ELECTROCHEMICAL COLD DRAWING OF HARD ALLOYS

Existing cold drawing technology for not enough ductile alloys meets serious problems (cracking, surface finish deterioration, etc.). For instance, some brittle alloys like FeSi6.5 with excellent soft magnetic performance are hard to be formed into wires.
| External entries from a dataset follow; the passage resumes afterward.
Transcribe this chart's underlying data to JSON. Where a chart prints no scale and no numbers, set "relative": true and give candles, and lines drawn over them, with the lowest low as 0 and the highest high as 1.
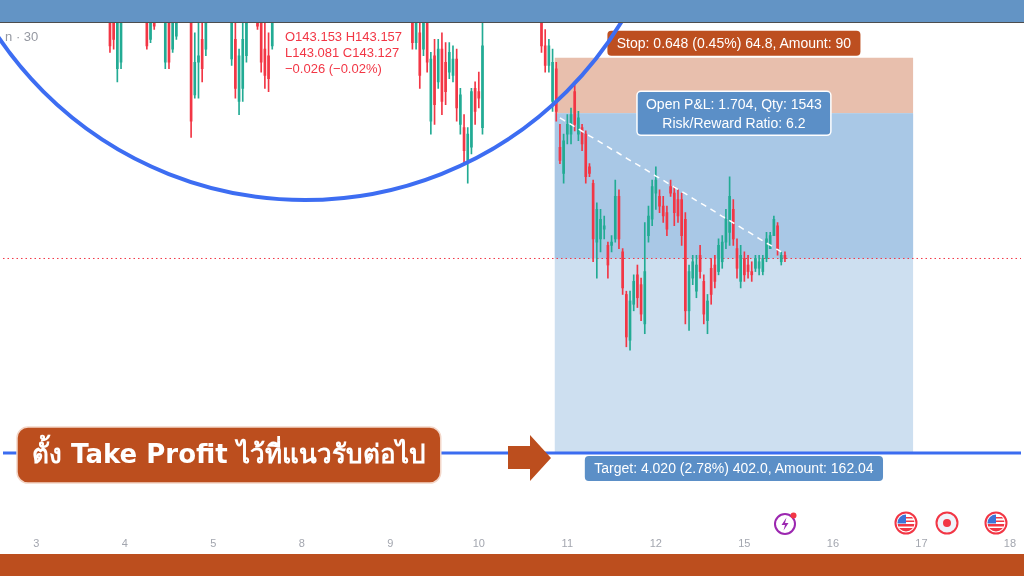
{
  "chart_data": {
    "type": "candlestick",
    "relative": true,
    "annotations": [
      "n · 30",
      "O143.153 H143.157 L143.081 C143.127 −0.026 (−0.02%)"
    ],
    "categories": [
      null,
      null,
      null,
      null,
      null,
      null,
      null,
      null,
      null,
      "3",
      null,
      null,
      null,
      null,
      null,
      null,
      null,
      null,
      null,
      null,
      null,
      null,
      null,
      null,
      null,
      null,
      null,
      null,
      null,
      null,
      null,
      null,
      null,
      "4",
      null,
      null,
      null,
      null,
      null,
      null,
      null,
      null,
      null,
      null,
      null,
      null,
      null,
      null,
      null,
      null,
      null,
      null,
      null,
      null,
      null,
      null,
      null,
      "5",
      null,
      null,
      null,
      null,
      null,
      null,
      null,
      null,
      null,
      null,
      null,
      null,
      null,
      null,
      null,
      null,
      null,
      null,
      null,
      null,
      null,
      null,
      null,
      "8",
      null,
      null,
      null,
      null,
      null,
      null,
      null,
      null,
      null,
      null,
      null,
      null,
      null,
      null,
      null,
      null,
      null,
      null,
      null,
      null,
      null,
      null,
      null,
      "9",
      null,
      null,
      null,
      null,
      null,
      null,
      null,
      null,
      null,
      null,
      null,
      null,
      null,
      null,
      null,
      null,
      null,
      null,
      null,
      null,
      null,
      null,
      null,
      "10",
      null,
      null,
      null,
      null,
      null,
      null,
      null,
      null,
      null,
      null,
      null,
      null,
      null,
      null,
      null,
      null,
      null,
      null,
      null,
      null,
      null,
      null,
      null,
      "11",
      null,
      null,
      null,
      null,
      null,
      null,
      null,
      null,
      null,
      null,
      null,
      null,
      null,
      null,
      null,
      null,
      null,
      null,
      null,
      null,
      null,
      null,
      null,
      "12",
      null,
      null,
      null,
      null,
      null,
      null,
      null,
      null,
      null,
      null,
      null,
      null,
      null,
      null,
      null,
      null,
      null,
      null,
      null,
      null,
      null,
      null,
      null,
      "15",
      null,
      null,
      null,
      null,
      null,
      null,
      null,
      null,
      null,
      null,
      null,
      null,
      null,
      null,
      null,
      null,
      null,
      null,
      null,
      null,
      null,
      null,
      null,
      "16",
      null,
      null,
      null,
      null,
      null,
      null,
      null,
      null,
      null,
      null,
      null,
      null,
      null,
      null,
      null,
      null,
      null,
      null,
      null,
      null,
      null,
      null,
      null,
      "17",
      null,
      null,
      null,
      null,
      null,
      null,
      null,
      null,
      null,
      null,
      null,
      null,
      null,
      null,
      null,
      null,
      null,
      null,
      null,
      null,
      null,
      null,
      null,
      "18",
      null,
      null,
      null
    ],
    "ohlc": [
      null,
      null,
      null,
      null,
      null,
      null,
      null,
      null,
      null,
      null,
      null,
      null,
      null,
      null,
      null,
      null,
      null,
      null,
      null,
      null,
      null,
      null,
      null,
      null,
      null,
      null,
      null,
      null,
      null,
      [
        1.0,
        1.0,
        0.91,
        0.93
      ],
      [
        1.0,
        1.0,
        0.92,
        0.95
      ],
      [
        0.86,
        1.0,
        0.82,
        1.0
      ],
      [
        0.88,
        1.0,
        0.86,
        1.0
      ],
      null,
      null,
      null,
      null,
      null,
      null,
      [
        1.0,
        1.0,
        0.92,
        0.93
      ],
      [
        0.95,
        1.0,
        0.94,
        1.0
      ],
      [
        1.0,
        1.0,
        0.98,
        0.99
      ],
      null,
      null,
      [
        0.88,
        1.0,
        0.86,
        1.0
      ],
      [
        1.0,
        1.0,
        0.86,
        0.88
      ],
      [
        0.92,
        1.0,
        0.91,
        1.0
      ],
      [
        0.96,
        1.0,
        0.95,
        1.0
      ],
      null,
      null,
      null,
      [
        1.0,
        1.0,
        0.65,
        0.7
      ],
      [
        0.78,
        0.97,
        0.77,
        0.88
      ],
      [
        0.88,
        1.0,
        0.77,
        0.9
      ],
      [
        0.95,
        1.0,
        0.82,
        0.86
      ],
      [
        0.92,
        1.0,
        0.9,
        1.0
      ],
      null,
      null,
      null,
      null,
      null,
      null,
      [
        0.89,
        1.0,
        0.87,
        1.0
      ],
      [
        0.95,
        1.0,
        0.77,
        0.8
      ],
      [
        0.76,
        0.92,
        0.72,
        0.9
      ],
      [
        0.8,
        1.0,
        0.76,
        0.95
      ],
      [
        0.9,
        1.0,
        0.88,
        1.0
      ],
      null,
      null,
      [
        1.0,
        1.0,
        0.98,
        0.99
      ],
      [
        1.0,
        1.0,
        0.85,
        0.88
      ],
      [
        0.92,
        1.0,
        0.8,
        0.84
      ],
      [
        0.9,
        0.97,
        0.79,
        0.83
      ],
      [
        0.93,
        1.0,
        0.92,
        1.0
      ],
      null,
      null,
      null,
      null,
      null,
      null,
      null,
      null,
      null,
      null,
      null,
      null,
      null,
      null,
      null,
      null,
      null,
      null,
      null,
      null,
      null,
      null,
      null,
      null,
      null,
      null,
      null,
      null,
      null,
      null,
      null,
      null,
      null,
      null,
      null,
      null,
      null,
      [
        1.0,
        1.0,
        0.92,
        0.94
      ],
      [
        0.94,
        1.0,
        0.92,
        1.0
      ],
      [
        0.97,
        1.0,
        0.8,
        0.84
      ],
      [
        0.92,
        1.0,
        0.9,
        1.0
      ],
      [
        1.0,
        1.0,
        0.85,
        0.88
      ],
      [
        0.7,
        0.91,
        0.66,
        0.89
      ],
      [
        0.9,
        0.95,
        0.69,
        0.75
      ],
      [
        0.82,
        0.95,
        0.8,
        0.92
      ],
      [
        0.92,
        0.97,
        0.72,
        0.76
      ],
      [
        0.88,
        0.94,
        0.75,
        0.79
      ],
      [
        0.85,
        0.94,
        0.83,
        0.91
      ],
      [
        0.84,
        0.93,
        0.82,
        0.89
      ],
      [
        0.89,
        0.92,
        0.7,
        0.74
      ],
      [
        0.69,
        0.8,
        0.66,
        0.78
      ],
      [
        0.68,
        0.72,
        0.57,
        0.61
      ],
      [
        0.58,
        0.68,
        0.51,
        0.66
      ],
      [
        0.62,
        0.8,
        0.6,
        0.79
      ],
      [
        0.8,
        0.82,
        0.69,
        0.73
      ],
      [
        0.79,
        0.85,
        0.74,
        0.77
      ],
      [
        0.68,
        1.0,
        0.66,
        0.93
      ],
      null,
      null,
      null,
      null,
      null,
      null,
      null,
      null,
      null,
      null,
      null,
      null,
      null,
      null,
      null,
      [
        1.0,
        1.0,
        0.91,
        0.93
      ],
      [
        0.93,
        0.98,
        0.85,
        0.87
      ],
      [
        0.87,
        0.95,
        0.85,
        0.93
      ],
      [
        0.76,
        0.92,
        0.73,
        0.88
      ],
      [
        0.86,
        0.88,
        0.7,
        0.73
      ],
      [
        0.62,
        0.69,
        0.57,
        0.58
      ],
      [
        0.54,
        0.66,
        0.51,
        0.64
      ],
      [
        0.66,
        0.72,
        0.63,
        0.69
      ],
      [
        0.66,
        0.74,
        0.63,
        0.72
      ],
      [
        0.79,
        0.81,
        0.67,
        0.69
      ],
      [
        0.66,
        0.73,
        0.64,
        0.71
      ],
      [
        0.68,
        0.69,
        0.61,
        0.63
      ],
      [
        0.66,
        0.67,
        0.51,
        0.53
      ],
      [
        0.56,
        0.57,
        0.53,
        0.54
      ],
      [
        0.51,
        0.52,
        0.27,
        0.34
      ],
      [
        0.33,
        0.45,
        0.22,
        0.43
      ],
      [
        0.34,
        0.43,
        0.3,
        0.4
      ],
      [
        0.37,
        0.41,
        0.34,
        0.38
      ],
      [
        0.32,
        0.33,
        0.22,
        0.26
      ],
      [
        0.32,
        0.35,
        0.3,
        0.33
      ],
      [
        0.34,
        0.52,
        0.33,
        0.47
      ],
      [
        0.47,
        0.49,
        0.31,
        0.34
      ],
      [
        0.3,
        0.31,
        0.17,
        0.19
      ],
      [
        0.17,
        0.18,
        0.01,
        0.04
      ],
      [
        0.03,
        0.18,
        0.0,
        0.15
      ],
      [
        0.14,
        0.23,
        0.12,
        0.21
      ],
      [
        0.23,
        0.26,
        0.13,
        0.16
      ],
      [
        0.2,
        0.22,
        0.09,
        0.11
      ],
      [
        0.08,
        0.39,
        0.05,
        0.24
      ],
      [
        0.35,
        0.44,
        0.33,
        0.41
      ],
      [
        0.4,
        0.52,
        0.38,
        0.5
      ],
      [
        0.48,
        0.56,
        0.43,
        0.52
      ],
      [
        0.47,
        0.49,
        0.42,
        0.44
      ],
      [
        0.44,
        0.47,
        0.39,
        0.41
      ],
      [
        0.42,
        0.44,
        0.35,
        0.37
      ],
      [
        0.5,
        0.52,
        0.47,
        0.48
      ],
      [
        0.48,
        0.5,
        0.38,
        0.42
      ],
      [
        0.46,
        0.49,
        0.39,
        0.41
      ],
      [
        0.46,
        0.48,
        0.32,
        0.35
      ],
      [
        0.4,
        0.42,
        0.08,
        0.12
      ],
      [
        0.12,
        0.26,
        0.06,
        0.24
      ],
      [
        0.22,
        0.29,
        0.2,
        0.27
      ],
      [
        0.18,
        0.29,
        0.16,
        0.26
      ],
      [
        0.29,
        0.32,
        0.22,
        0.24
      ],
      [
        0.21,
        0.23,
        0.08,
        0.11
      ],
      [
        0.09,
        0.17,
        0.05,
        0.15
      ],
      [
        0.25,
        0.28,
        0.14,
        0.17
      ],
      [
        0.26,
        0.29,
        0.19,
        0.21
      ],
      [
        0.24,
        0.34,
        0.23,
        0.32
      ],
      [
        0.27,
        0.35,
        0.25,
        0.33
      ],
      [
        0.33,
        0.43,
        0.31,
        0.4
      ],
      [
        0.36,
        0.53,
        0.32,
        0.47
      ],
      [
        0.43,
        0.46,
        0.32,
        0.34
      ],
      [
        0.31,
        0.34,
        0.22,
        0.25
      ],
      [
        0.21,
        0.32,
        0.19,
        0.29
      ],
      [
        0.28,
        0.3,
        0.21,
        0.23
      ],
      [
        0.26,
        0.29,
        0.22,
        0.24
      ],
      [
        0.24,
        0.27,
        0.21,
        0.23
      ],
      [
        0.25,
        0.29,
        0.24,
        0.28
      ],
      [
        0.25,
        0.29,
        0.23,
        0.27
      ],
      [
        0.24,
        0.29,
        0.23,
        0.28
      ],
      [
        0.28,
        0.36,
        0.27,
        0.34
      ],
      [
        0.31,
        0.36,
        0.31,
        0.35
      ],
      [
        0.35,
        0.41,
        0.35,
        0.4
      ],
      [
        0.38,
        0.39,
        0.29,
        0.31
      ],
      [
        0.27,
        0.3,
        0.26,
        0.29
      ],
      [
        0.29,
        0.3,
        0.27,
        0.28
      ],
      null,
      null,
      null,
      null,
      null,
      null,
      null,
      null,
      null,
      null,
      null,
      null,
      null,
      null,
      null,
      null,
      null,
      null,
      null,
      null,
      null,
      null,
      null,
      null,
      null,
      null,
      null,
      null,
      null,
      null,
      null,
      null,
      null,
      null,
      null,
      null,
      null,
      null,
      null,
      null,
      null,
      null,
      null,
      null,
      null,
      null,
      null,
      null,
      null,
      null,
      null,
      null,
      null,
      null,
      null,
      null,
      null,
      null,
      null,
      null,
      null,
      null,
      null,
      null
    ],
    "colors": [
      null,
      null,
      null,
      null,
      null,
      null,
      null,
      null,
      null,
      null,
      null,
      null,
      null,
      null,
      null,
      null,
      null,
      null,
      null,
      null,
      null,
      null,
      null,
      null,
      null,
      null,
      null,
      null,
      null,
      "#f23645",
      "#f23645",
      "#22ab94",
      "#22ab94",
      null,
      null,
      null,
      null,
      null,
      null,
      "#f23645",
      "#22ab94",
      "#f23645",
      null,
      null,
      "#22ab94",
      "#f23645",
      "#22ab94",
      "#22ab94",
      null,
      null,
      null,
      "#f23645",
      "#22ab94",
      "#22ab94",
      "#f23645",
      "#22ab94",
      null,
      null,
      null,
      null,
      null,
      null,
      "#22ab94",
      "#f23645",
      "#22ab94",
      "#22ab94",
      "#22ab94",
      null,
      null,
      "#f23645",
      "#f23645",
      "#f23645",
      "#f23645",
      "#22ab94",
      null,
      null,
      null,
      null,
      null,
      null,
      null,
      null,
      null,
      null,
      null,
      null,
      null,
      null,
      null,
      null,
      null,
      null,
      null,
      null,
      null,
      null,
      null,
      null,
      null,
      null,
      null,
      null,
      null,
      null,
      null,
      null,
      null,
      null,
      null,
      null,
      null,
      "#f23645",
      "#22ab94",
      "#f23645",
      "#22ab94",
      "#f23645",
      "#22ab94",
      "#f23645",
      "#22ab94",
      "#f23645",
      "#f23645",
      "#22ab94",
      "#22ab94",
      "#f23645",
      "#22ab94",
      "#f23645",
      "#22ab94",
      "#22ab94",
      "#f23645",
      "#f23645",
      "#22ab94",
      null,
      null,
      null,
      null,
      null,
      null,
      null,
      null,
      null,
      null,
      null,
      null,
      null,
      null,
      null,
      "#f23645",
      "#f23645",
      "#22ab94",
      "#22ab94",
      "#f23645",
      "#f23645",
      "#22ab94",
      "#22ab94",
      "#22ab94",
      "#f23645",
      "#22ab94",
      "#f23645",
      "#f23645",
      "#f23645",
      "#f23645",
      "#22ab94",
      "#22ab94",
      "#22ab94",
      "#f23645",
      "#22ab94",
      "#22ab94",
      "#f23645",
      "#f23645",
      "#f23645",
      "#22ab94",
      "#22ab94",
      "#f23645",
      "#f23645",
      "#22ab94",
      "#22ab94",
      "#22ab94",
      "#22ab94",
      "#f23645",
      "#f23645",
      "#f23645",
      "#f23645",
      "#f23645",
      "#f23645",
      "#f23645",
      "#f23645",
      "#22ab94",
      "#22ab94",
      "#22ab94",
      "#f23645",
      "#f23645",
      "#22ab94",
      "#f23645",
      "#f23645",
      "#22ab94",
      "#22ab94",
      "#22ab94",
      "#22ab94",
      "#f23645",
      "#f23645",
      "#22ab94",
      "#f23645",
      "#f23645",
      "#f23645",
      "#22ab94",
      "#22ab94",
      "#22ab94",
      "#22ab94",
      "#22ab94",
      "#22ab94",
      "#f23645",
      "#22ab94",
      "#f23645",
      null,
      null,
      null,
      null,
      null,
      null,
      null,
      null,
      null,
      null,
      null,
      null,
      null,
      null,
      null,
      null,
      null,
      null,
      null,
      null,
      null,
      null,
      null,
      null,
      null,
      null,
      null,
      null,
      null,
      null,
      null,
      null,
      null,
      null,
      null,
      null,
      null,
      null,
      null,
      null,
      null,
      null,
      null,
      null,
      null,
      null,
      null,
      null,
      null,
      null,
      null,
      null,
      null,
      null,
      null,
      null,
      null,
      null,
      null,
      null,
      null,
      null,
      null,
      null
    ],
    "series": [
      {
        "type": "line",
        "color": "#ffffff",
        "line_style": "dashed",
        "values": [
          null,
          null,
          null,
          null,
          null,
          null,
          null,
          null,
          null,
          null,
          null,
          null,
          null,
          null,
          null,
          null,
          null,
          null,
          null,
          null,
          null,
          null,
          null,
          null,
          null,
          null,
          null,
          null,
          null,
          null,
          null,
          null,
          null,
          null,
          null,
          null,
          null,
          null,
          null,
          null,
          null,
          null,
          null,
          null,
          null,
          null,
          null,
          null,
          null,
          null,
          null,
          null,
          null,
          null,
          null,
          null,
          null,
          null,
          null,
          null,
          null,
          null,
          null,
          null,
          null,
          null,
          null,
          null,
          null,
          null,
          null,
          null,
          null,
          null,
          null,
          null,
          null,
          null,
          null,
          null,
          null,
          null,
          null,
          null,
          null,
          null,
          null,
          null,
          null,
          null,
          null,
          null,
          null,
          null,
          null,
          null,
          null,
          null,
          null,
          null,
          null,
          null,
          null,
          null,
          null,
          null,
          null,
          null,
          null,
          null,
          null,
          null,
          null,
          null,
          null,
          null,
          null,
          null,
          null,
          null,
          null,
          null,
          null,
          null,
          null,
          null,
          null,
          null,
          null,
          null,
          null,
          null,
          null,
          null,
          null,
          null,
          null,
          null,
          null,
          null,
          null,
          null,
          null,
          null,
          null,
          null,
          null,
          null,
          null,
          null,
          null,
          0.71,
          0.703,
          0.696,
          0.69,
          0.683,
          0.676,
          0.669,
          0.662,
          0.655,
          0.649,
          0.642,
          0.635,
          0.628,
          0.621,
          0.614,
          0.608,
          0.601,
          0.594,
          0.587,
          0.58,
          0.573,
          0.567,
          0.56,
          0.553,
          0.546,
          0.539,
          0.532,
          0.526,
          0.519,
          0.512,
          0.505,
          0.498,
          0.491,
          0.485,
          0.478,
          0.471,
          0.464,
          0.457,
          0.45,
          0.444,
          0.437,
          0.43,
          0.423,
          0.416,
          0.409,
          0.403,
          0.396,
          0.389,
          0.382,
          0.375,
          0.368,
          0.362,
          0.355,
          0.348,
          0.341,
          0.334,
          0.327,
          0.321,
          0.314,
          0.307,
          0.3,
          null,
          null,
          null,
          null,
          null,
          null,
          null,
          null,
          null,
          null,
          null,
          null,
          null,
          null,
          null,
          null,
          null,
          null,
          null,
          null,
          null,
          null,
          null,
          null,
          null,
          null,
          null,
          null,
          null,
          null,
          null,
          null,
          null,
          null,
          null,
          null,
          null,
          null,
          null,
          null,
          null,
          null,
          null,
          null,
          null,
          null,
          null,
          null,
          null,
          null,
          null,
          null,
          null,
          null,
          null,
          null,
          null,
          null,
          null,
          null,
          null,
          null,
          null,
          null,
          null
        ]
      }
    ],
    "tick_labels": "x",
    "grid": false,
    "legend": false,
    "marker": "none",
    "ref_lines": [
      {
        "axis": "y",
        "value": -0.315,
        "label": "ตั้ง Take Profit ไว้ที่แนวรับต่อไป",
        "color": "#3b6cf0"
      },
      {
        "axis": "y",
        "value": 0.28,
        "color": "#f23645",
        "line_style": "dotted"
      }
    ],
    "bands": [
      {
        "axis": "y",
        "from": 0.724,
        "to": 0.894,
        "label": "Stop: 0.648 (0.45%) 64.8, Amount: 90",
        "color": "#e8bfad"
      },
      {
        "axis": "y",
        "from": -0.315,
        "to": 0.724,
        "label": "Target: 4.020 (2.78%) 402.0, Amount: 162.04",
        "color": "#cddff0"
      },
      {
        "axis": "y",
        "from": 0.28,
        "to": 0.724,
        "label": "Open P&L: 1.704, Qty: 1543\nRisk/Reward Ratio: 6.2",
        "color": "#a9c8e6"
      }
    ]
  }
}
In this work a new technique, electrochemical cold drawing, was proposed to produce wires from hard carbon steel 1070 and FeSi6.5. Overcoming mentioned problems can be achieved with the use of special electrochemical conditions capable to plasticize thin surface layer. The reason for such plasticization is chemomechanical effect (CME) that consists in increasing ductility of a solid surface due to exposure to chemical or electrochemical reactions, taking place, e.g., during anodic polarization of the surface. The significant hardness decrease of the metal surface as compared to air was obtained using anodic polarization. For example, the relative Vickers hardness of FeSi6.5 in 0.5 M sulfuric acid decreased by about a factor of two with current density i varying from 1 mA/cm² to ≈ 50 mA/cm². The hardness decay ΔH in solution as compared to air is larger (the CME is more pronounced) for the steel with a higher hardness. For example, Vickers hardness for steels 1020, 1070 and FeSi6.5 amounted to 1.32, 1.72 and 4.05 GPa, respectively. For these steels, studied in 0.5 M H₂SO₄ at current density of 2 mA/cm², ΔH values were found as 24%, 30% and 47%, respectively.

It was found that electrochemical cold drawing as compared to existing technology showed significant decrease in the drawing stress fluctuation. Therefore, good surface quality can be expected. The effect of anodic polarization of 1070 and Fe-6.5Si steels during cold drawing on the surface quality and corrosion resistance of wires was investigated.